3.2 Performance of the Optimizers

To minimize the loss of neural networks, backpropagation algorithm was used in this study. The algorithm calculates derivative of the cost function for parameters in the neural network. When a neural network passed through a batch with a returned value, the decision on the use of differences between the returned value and the foreknown value needs to be correct in order to adjust the weights of the nodes in the network. The algorithm used in this step can be called as the optimization algorithm. Seven optimizers, including: SGD, AdaGrad, RMSprop, Nadam, Adam, Ftrl, Adamax, were observed in this study. The results of accuracy and loss on the training and validation sets are shown in Figs. 3, and 4, respectively.

Table 2 Results of accuracy on the testing set for seven networks
Fig. 3
figure 3

Accuracy on a training and b validation sets

Fig. 4
figure 4

Loss on a training and b validation sets

The accuracy on testing set of all optimizers is shown in Table 3. As clearly, the DenseNet121 architecture using the Adam optimization algorithm performs the highest accuracy of 96.11%, while the SGD optimization algorithm presents the lowest accuracy of 87.22%.

Table 3 Accuracy on the testing set of seven optimizers

3.3 Performance of DenseNet121 Network

In the DenseNet architecture, each layer receives additional inputs from the all previous layers and passes its own feature maps to all subsequent layers to maintain the forwarding nature of the feed. Therefore, the problem of vanishing derivatives can be solved in this kind of architecture. Concept of the architecture is illustrated in Fig. 5.

Fig. 5
figure 5

A 5-layer dense block with a growth rate of k = 4. Each layer takes all preceding feature-maps as inputs [16]

Figure 6 depicts the change of loss and accuracy values versus epoch. It can be seen that the value of losses during the training is continuously decreased, however, with a slow rate. Apparently, the convergence stays at around 30 epochs. Figure 7 shows the confusion matrix and normalized confusion matrix, in which the accuracy of each class tests is represented by the color saturation contours. The results showed that 7 out of 180 images were misclassified. Additionally, the receiver operating characteristic (ROC) and Precision-Recall curves are shown in Fig. 8.

Fig. 6
figure 6

a Accuracy and b Loss on the training set and validation set

Fig. 7
figure 7

a Confusion matrix and b Normalized confusion matrix

Fig. 8
figure 8

a ROC curve and b Precision-recall curve

4 Conclusions

Since the ground settlement can result to cracks of the buildings or failure of the diagram wall during excavation phase. It is needed to monitor and detect these kinds of settlement by real-time image processing. Recently, with the advancement of artificial intelligence, the deep learning technique has been widely applied to various fields for detection and classification using image database. In this study, the feasibility of deep learning technique application to the assessment of ground damage is presented. Seven network architectures, including: Xception, VGG16, InceptionV3, MobileNet, DenseNet121, NASNetMobile, and EfficienNetB0 were in cross comparison in terms of accuracy.

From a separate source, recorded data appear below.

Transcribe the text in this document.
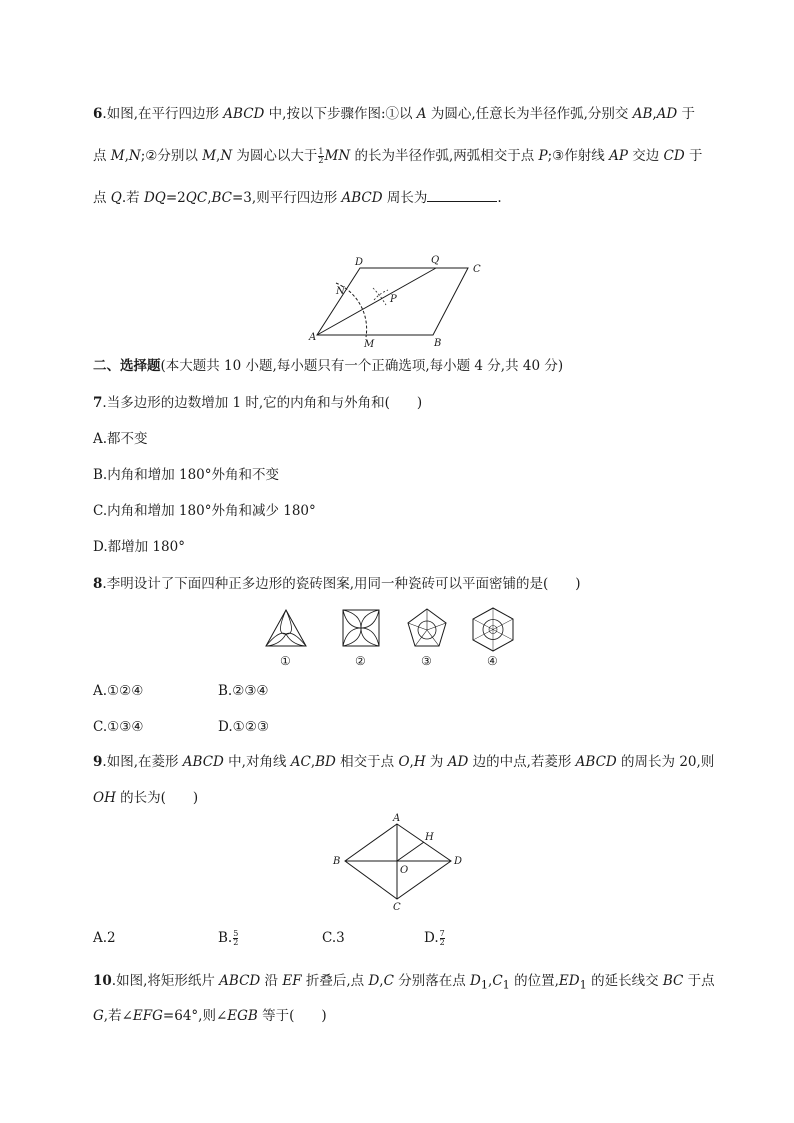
6.如图,在平行四边形 ABCD 中,按以下步骤作图:①以 A 为圆心,任意长为半径作弧,分别交 AB,AD 于
点 M,N;②分别以 M,N 为圆心以大于 $\frac{1}{2}$ MN 的长为半径作弧,两弧相交于点 P;③作射线 AP 交边 CD 于
点 Q.若 DQ=2QC,BC=3,则平行四边形 ABCD 周长为	.
D	Q
C
N
P
A
M	B
二、选择题(本大题共 10 小题,每小题只有一个正确选项,每小题 4 分,共 40 分)
7.当多边形的边数增加 1 时,它的内角和与外角和(　　)
A.都不变
B.内角和增加 180°外角和不变
C.内角和增加 180°外角和减少 180°
D.都增加 180°
8.李明设计了下面四种正多边形的瓷砖图案,用同一种瓷砖可以平面密铺的是(　　)
①	②	③	④
A.①②④	B.②③④
C.①③④	D.①②③
9.如图,在菱形 ABCD 中,对角线 AC,BD 相交于点 O,H 为 AD 边的中点,若菱形 ABCD 的周长为 20,则
OH 的长为(　　)
A
H
B
O
D
C
A.2	B. $\frac{5}{2}$	C.3	D. $\frac{7}{2}$
10.如图,将矩形纸片 ABCD 沿 EF 折叠后,点 D,C 分别落在点 $D_1,C_1$ 的位置$,ED_1$ 的延长线交 BC 于点
G,若∠EFG=64°,则∠EGB 等于(　　)
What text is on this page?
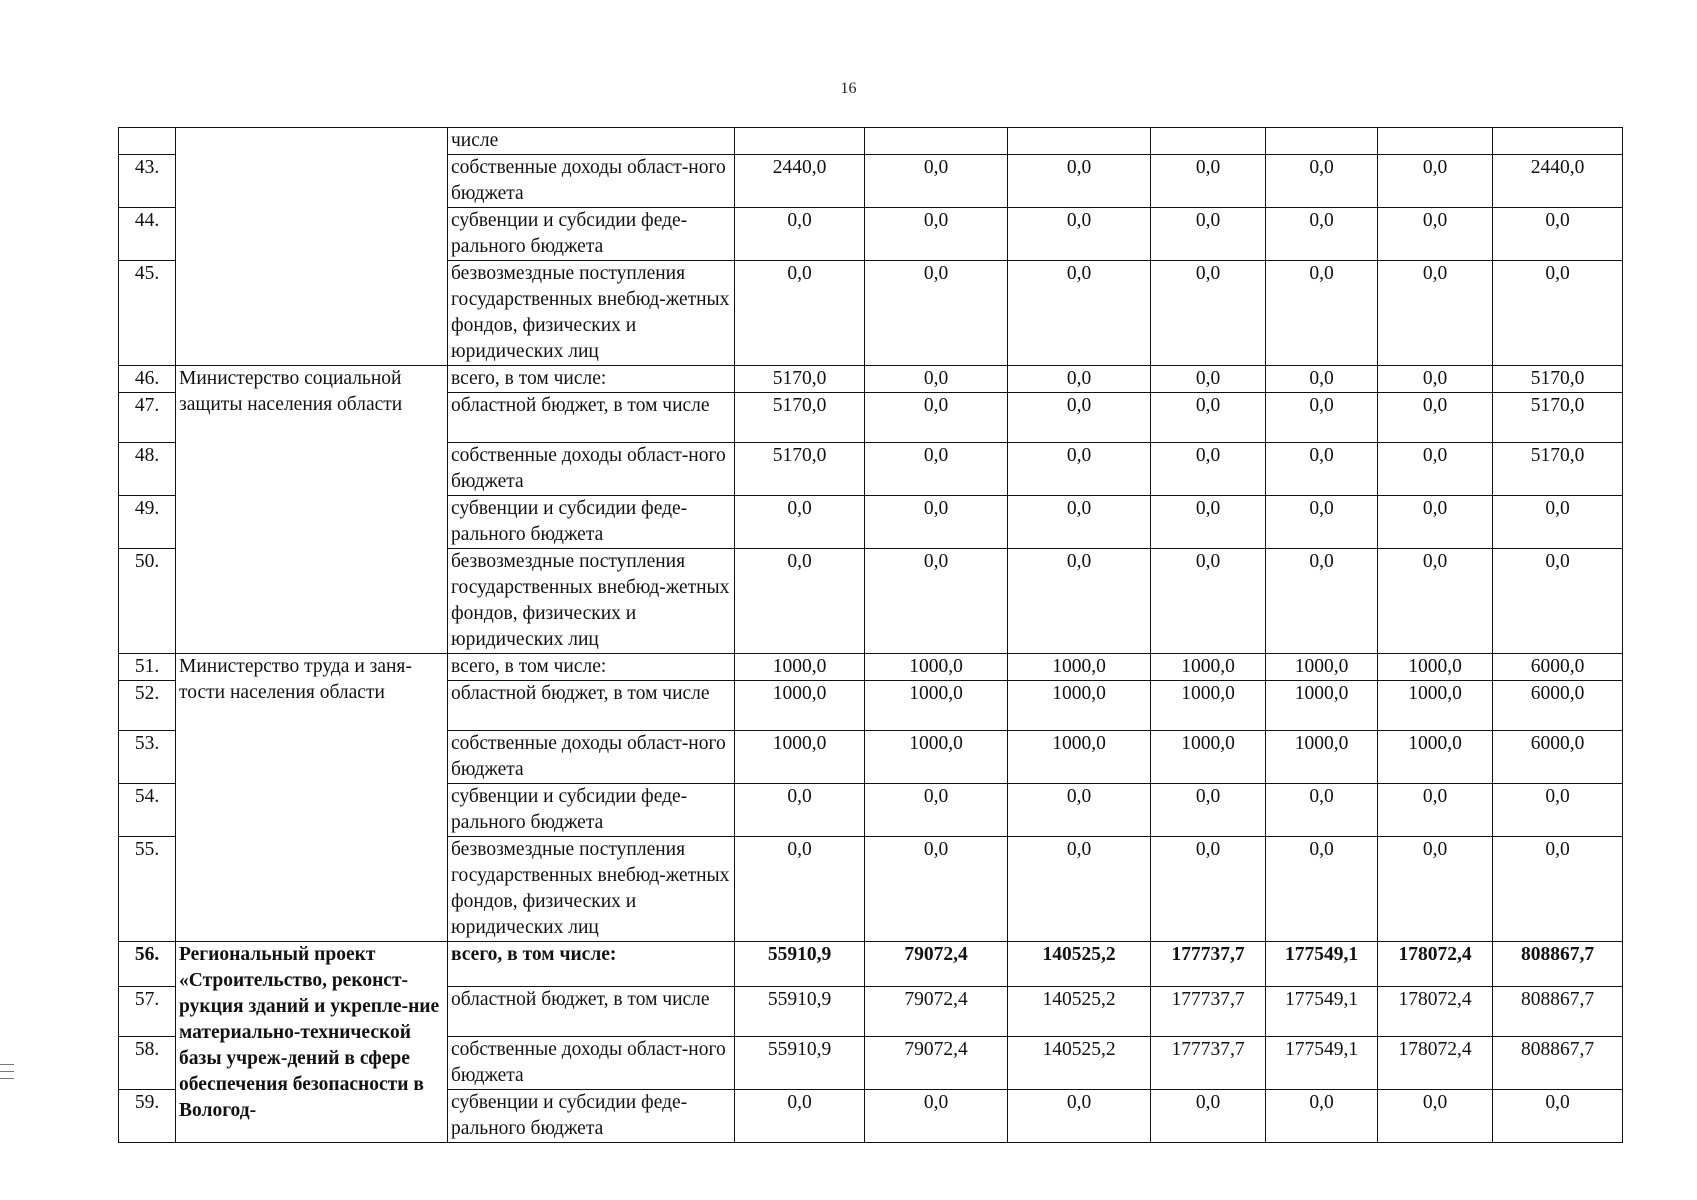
16
		числе							
43.		собственные доходы област-ного бюджета	2440,0	0,0	0,0	0,0	0,0	0,0	2440,0
44.		субвенции и субсидии феде-рального бюджета	0,0	0,0	0,0	0,0	0,0	0,0	0,0
45.		безвозмездные поступления государственных внебюд-жетных фондов, физических и юридических лиц	0,0	0,0	0,0	0,0	0,0	0,0	0,0
46.	Министерство социальной защиты населения области	всего, в том числе:	5170,0	0,0	0,0	0,0	0,0	0,0	5170,0
47.		областной бюджет, в том числе	5170,0	0,0	0,0	0,0	0,0	0,0	5170,0
48.		собственные доходы област-ного бюджета	5170,0	0,0	0,0	0,0	0,0	0,0	5170,0
49.		субвенции и субсидии феде-рального бюджета	0,0	0,0	0,0	0,0	0,0	0,0	0,0
50.		безвозмездные поступления государственных внебюд-жетных фондов, физических и юридических лиц	0,0	0,0	0,0	0,0	0,0	0,0	0,0
51.	Министерство труда и заня-тости населения области	всего, в том числе:	1000,0	1000,0	1000,0	1000,0	1000,0	1000,0	6000,0
52.		областной бюджет, в том числе	1000,0	1000,0	1000,0	1000,0	1000,0	1000,0	6000,0
53.		собственные доходы област-ного бюджета	1000,0	1000,0	1000,0	1000,0	1000,0	1000,0	6000,0
54.		субвенции и субсидии феде-рального бюджета	0,0	0,0	0,0	0,0	0,0	0,0	0,0
55.		безвозмездные поступления государственных внебюд-жетных фондов, физических и юридических лиц	0,0	0,0	0,0	0,0	0,0	0,0	0,0
56.	Региональный проект «Строительство, реконст-рукция зданий и укрепле-ние материально-технической базы учреж-дений в сфере обеспечения безопасности в Вологод-	всего, в том числе:	55910,9	79072,4	140525,2	177737,7	177549,1	178072,4	808867,7
57.		областной бюджет, в том числе	55910,9	79072,4	140525,2	177737,7	177549,1	178072,4	808867,7
58.		собственные доходы област-ного бюджета	55910,9	79072,4	140525,2	177737,7	177549,1	178072,4	808867,7
59.		субвенции и субсидии феде-рального бюджета	0,0	0,0	0,0	0,0	0,0	0,0	0,0
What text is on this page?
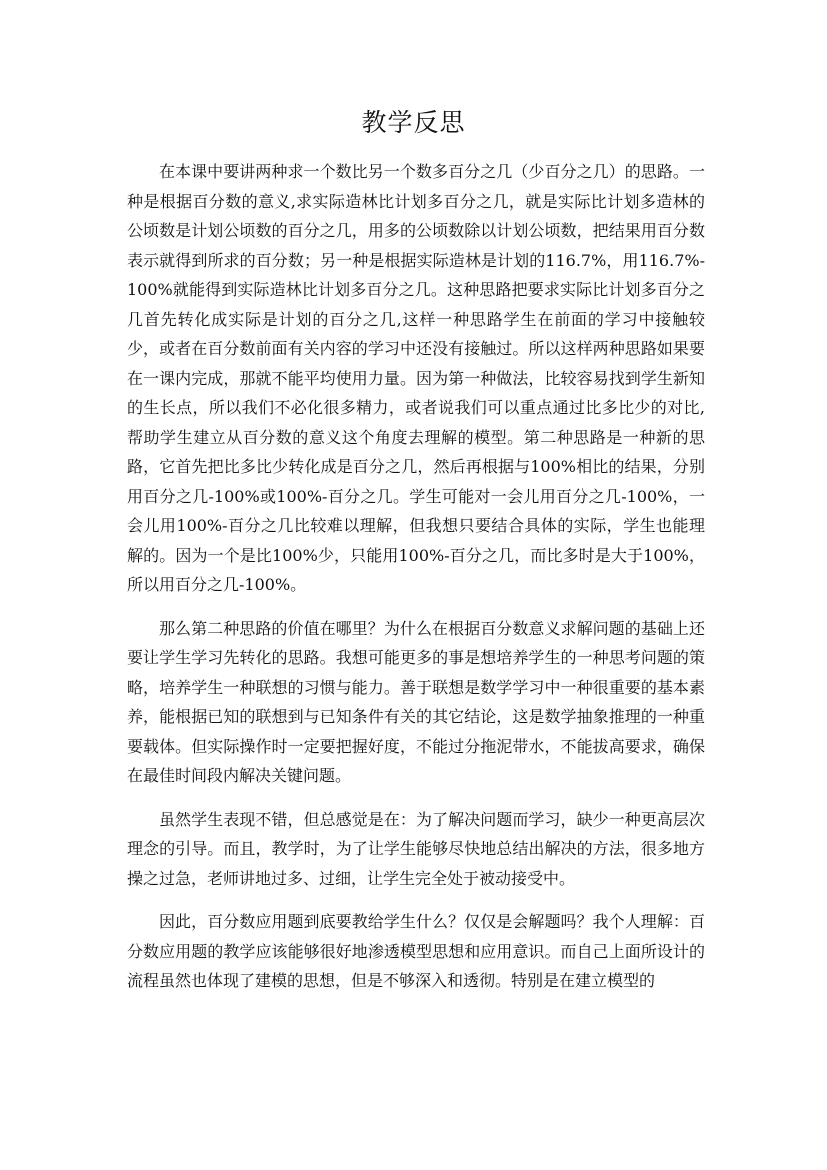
教学反思

在本课中要讲两种求一个数比另一个数多百分之几（少百分之几）的思路。一种是根据百分数的意义,求实际造林比计划多百分之几，就是实际比计划多造林的公顷数是计划公顷数的百分之几，用多的公顷数除以计划公顷数，把结果用百分数表示就得到所求的百分数；另一种是根据实际造林是计划的116.7%，用116.7%-100%就能得到实际造林比计划多百分之几。这种思路把要求实际比计划多百分之几首先转化成实际是计划的百分之几,这样一种思路学生在前面的学习中接触较少，或者在百分数前面有关内容的学习中还没有接触过。所以这样两种思路如果要在一课内完成，那就不能平均使用力量。因为第一种做法，比较容易找到学生新知的生长点，所以我们不必化很多精力，或者说我们可以重点通过比多比少的对比,帮助学生建立从百分数的意义这个角度去理解的模型。第二种思路是一种新的思路，它首先把比多比少转化成是百分之几，然后再根据与100%相比的结果，分别用百分之几-100%或100%-百分之几。学生可能对一会儿用百分之几-100%，一会儿用100%-百分之几比较难以理解，但我想只要结合具体的实际，学生也能理解的。因为一个是比100%少，只能用100%-百分之几，而比多时是大于100%，所以用百分之几-100%。

那么第二种思路的价值在哪里？为什么在根据百分数意义求解问题的基础上还要让学生学习先转化的思路。我想可能更多的事是想培养学生的一种思考问题的策略，培养学生一种联想的习惯与能力。善于联想是数学学习中一种很重要的基本素养，能根据已知的联想到与已知条件有关的其它结论，这是数学抽象推理的一种重要载体。但实际操作时一定要把握好度，不能过分拖泥带水，不能拔高要求，确保在最佳时间段内解决关键问题。

虽然学生表现不错，但总感觉是在：为了解决问题而学习，缺少一种更高层次理念的引导。而且，教学时，为了让学生能够尽快地总结出解决的方法，很多地方操之过急，老师讲地过多、过细，让学生完全处于被动接受中。

因此，百分数应用题到底要教给学生什么？仅仅是会解题吗？我个人理解：百分数应用题的教学应该能够很好地渗透模型思想和应用意识。而自己上面所设计的流程虽然也体现了建模的思想，但是不够深入和透彻。特别是在建立模型的
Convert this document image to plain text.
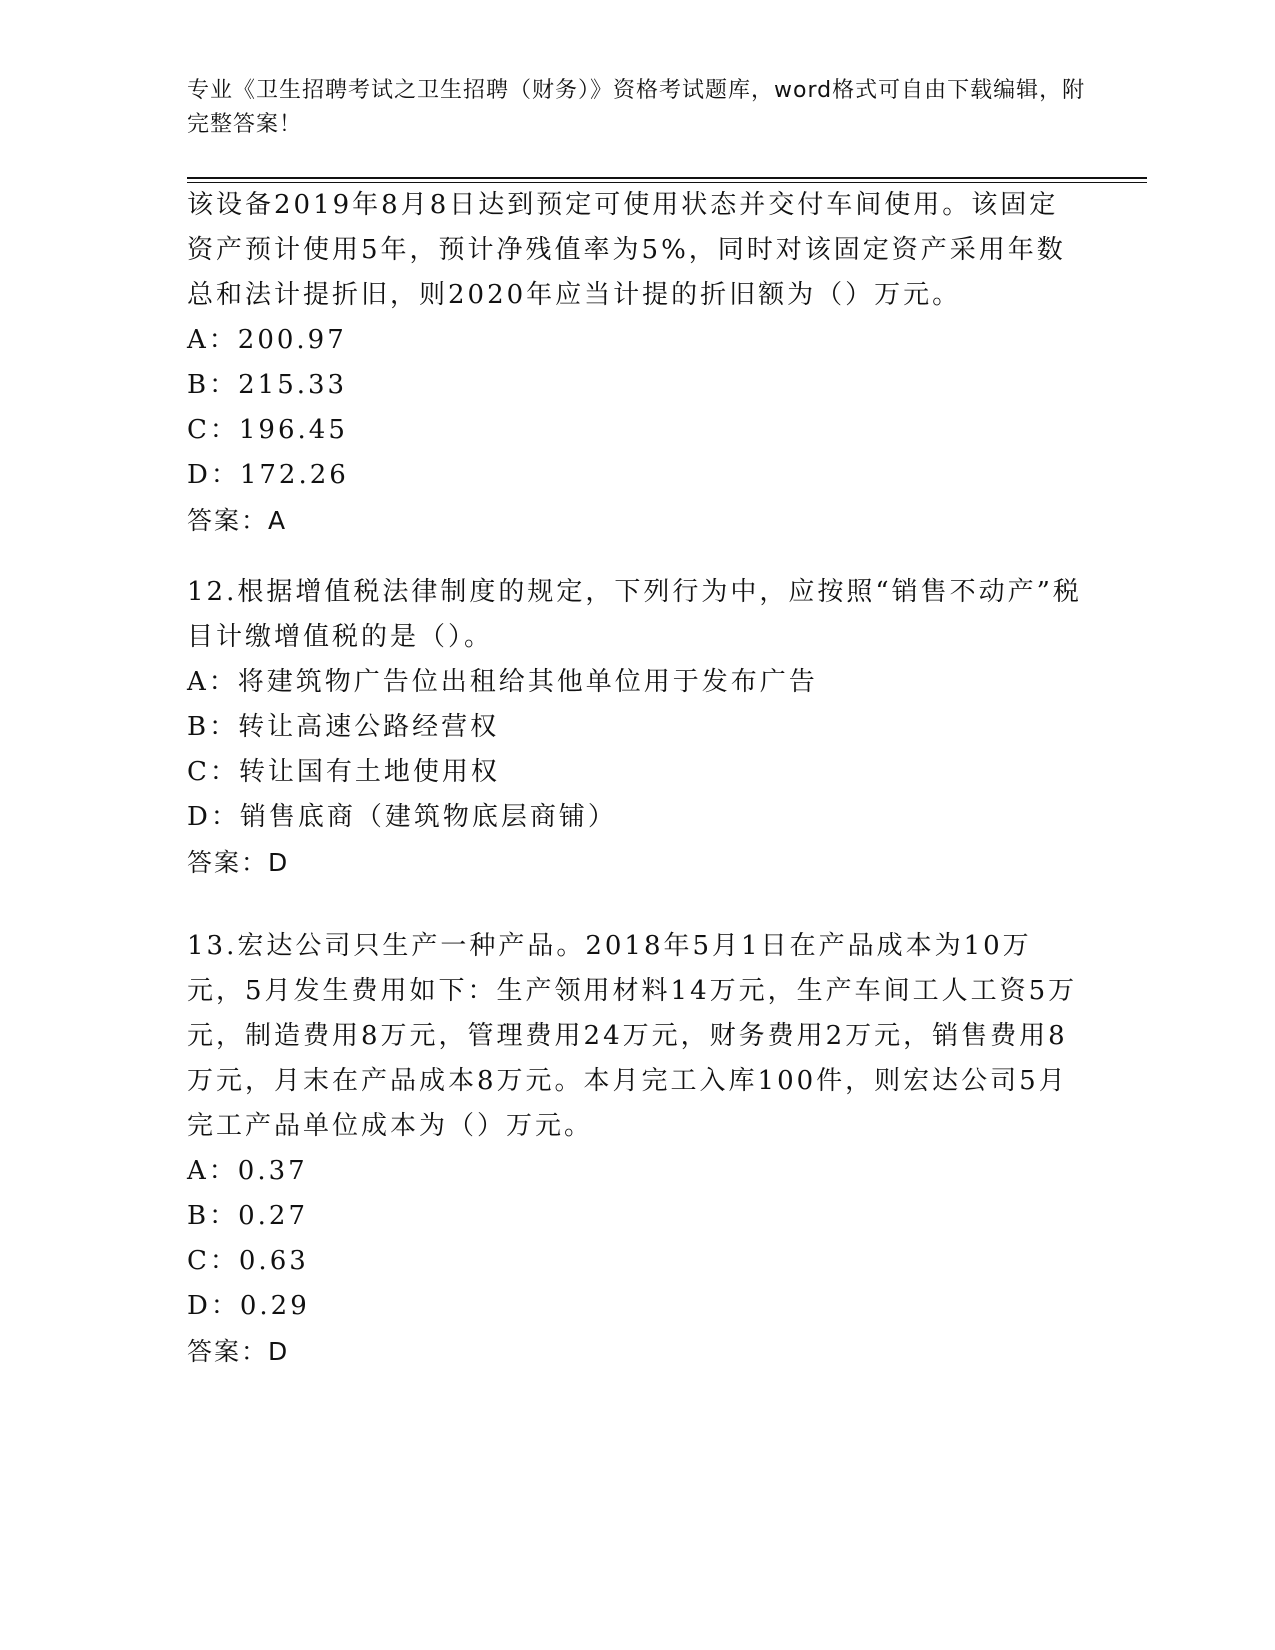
专业《卫生招聘考试之卫生招聘（财务）》资格考试题库，word格式可自由下载编辑，附完整答案！

该设备2019年8月8日达到预定可使用状态并交付车间使用。该固定资产预计使用5年，预计净残值率为5%，同时对该固定资产采用年数总和法计提折旧，则2020年应当计提的折旧额为（）万元。

A：200.97

B：215.33

C：196.45

D：172.26

答案：A

12.根据增值税法律制度的规定，下列行为中，应按照“销售不动产”税目计缴增值税的是（）。

A：将建筑物广告位出租给其他单位用于发布广告

B：转让高速公路经营权

C：转让国有土地使用权

D：销售底商（建筑物底层商铺）

答案：D

13.宏达公司只生产一种产品。2018年5月1日在产品成本为10万元，5月发生费用如下：生产领用材料14万元，生产车间工人工资5万元，制造费用8万元，管理费用24万元，财务费用2万元，销售费用8万元，月末在产品成本8万元。本月完工入库100件，则宏达公司5月完工产品单位成本为（）万元。

A：0.37

B：0.27

C：0.63

D：0.29

答案：D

Consequently, the pre-trained networks were highly applicable for the classifications of damage level, although they were trained on completely different datasets due to the sharing of low-level features. These features were learned during the training process and transferred to other objects with a rapid convergence and high accuracy. The pre-trained networks are promising for their implementation in CNN architecture with a limited number of training samples. Among seven selected CNN architectures, the DenseNet121 network architecture performs the most efficiently accuracy of 96.11% for testing set. Furthermore, seven different optimizers were coupled on DenseNet121 model, in which the Adam optimizer performs the highest accuracy in comparison with other optimizers.

In further researches, the database with images of ground settlement should be captured considering various conditions (such as lighting, camera distances, and angle to the ground sufaces) to improve the accuracy and robustness of the proposed method.